Behind all this debate lies the issue of sufficient data collection to have the necessary evidence. Do you think that the European Health Data Space proposal is the game-changer as it is presented by Commissioner Kyriakides? Does it address the needs that we are talking about?
Generally speaking, legislation created at the EU level, as is at least our experience, leaves a lot of room for implementation. So it really depends on the many parties that are involved in the implementation. The potential is there, there is clearly a need to move across borders and collaborate and certainly there are instruments and ideas how to use data from different countries to bring it together and make available also for research and development. It is a political recognition of the fact that more can be done together rather than individually.

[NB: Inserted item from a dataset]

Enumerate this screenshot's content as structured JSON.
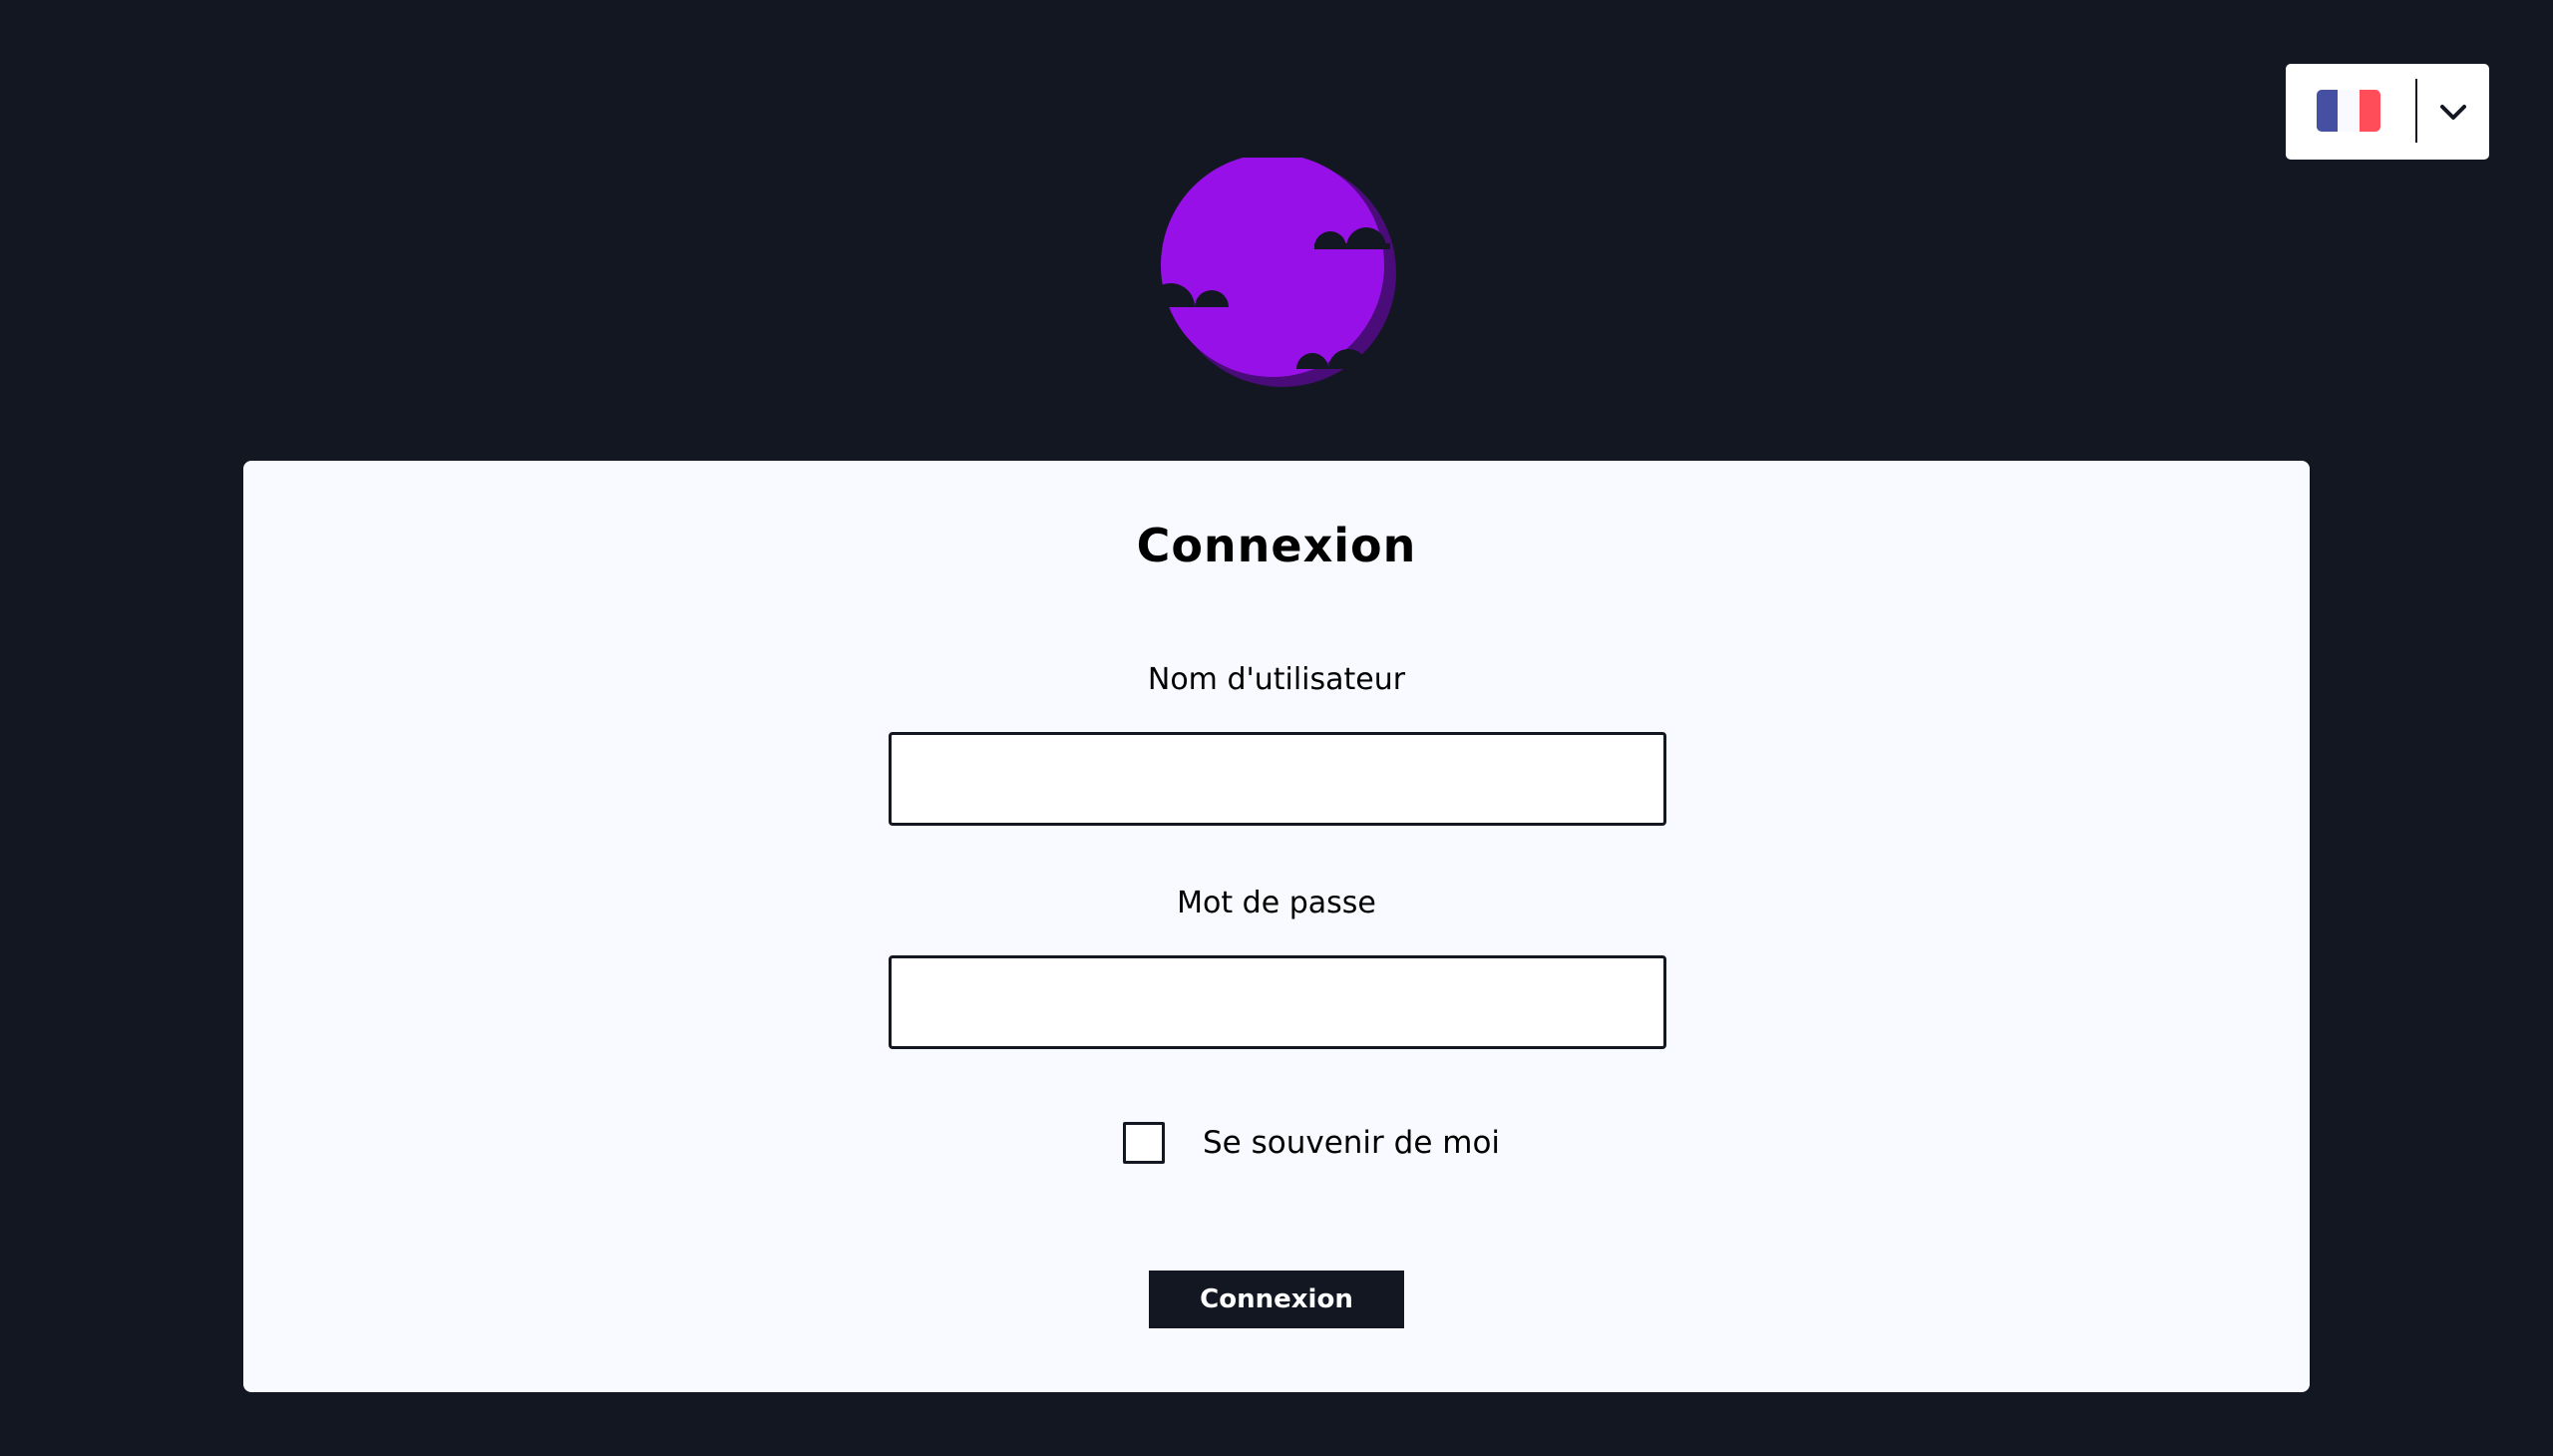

Last but not least, on the role of patients. Should they be involved more in the regulatory processes? Is the atmosphere open for deeper involvement of patients at the EU level, as implied e.g. by the HTA regulation which provides room for invitation of patient representatives to the table?
Well, atmosphere is not enough, I think. The question is – is the legal framework suitable to create this atmosphere? People that represent institutions often struggle with an unrealistic conflict of interest principles, making a difficult trade-off between having a real expertise, which patients have, and a bias related to the specific question that is on the table.
True, in the HTA regulation, there is a very specific invitation for patients to be actively involved. However, having or not having patients at the table, is not the only issue. In what should they be involved? The implementation of the regulation? Overall governance structure? Product assessments? These are all different areas. And to find patients that are willing and able to engage at this level requires training, understanding of what it is for. It is no easy process for a lay person to understand HTA. And it is important that insights beyond the perspective of the individual patient representative in the room can be provided into an HTA assessment. It is important for the future EU HTA Coordination Group to proactively reach out to patient groups to strengthen the ability of patient experts to become involved.
Ansgar Hebborn is Roche Pharma’s Head of EU Access Policy Affairs, based in Basel, Switzerland. He mainly focuses on evidence development and HTA, pricing and reimbursement pathways and their impact on patient access and biopharmaceutical innovation. As a stakeholder representative, he has been an advisor to a wide range of HTA initiatives and professional networks including EUnetHTA, ISPOR, HTAi Policy Forum Committee. He has been involved in the foundation of initiatives in this field (European Access Academy, Global/US Green Park Initiative, HTAi Asia Policy Forum, SwissHTA, RWE4Decisions). An economist by training, he has published on a range of topics related to health care system development, HTA, and health economics.
Mihai Rotaru, Senior Manager Market Access at EFPIA, contributed to the interview.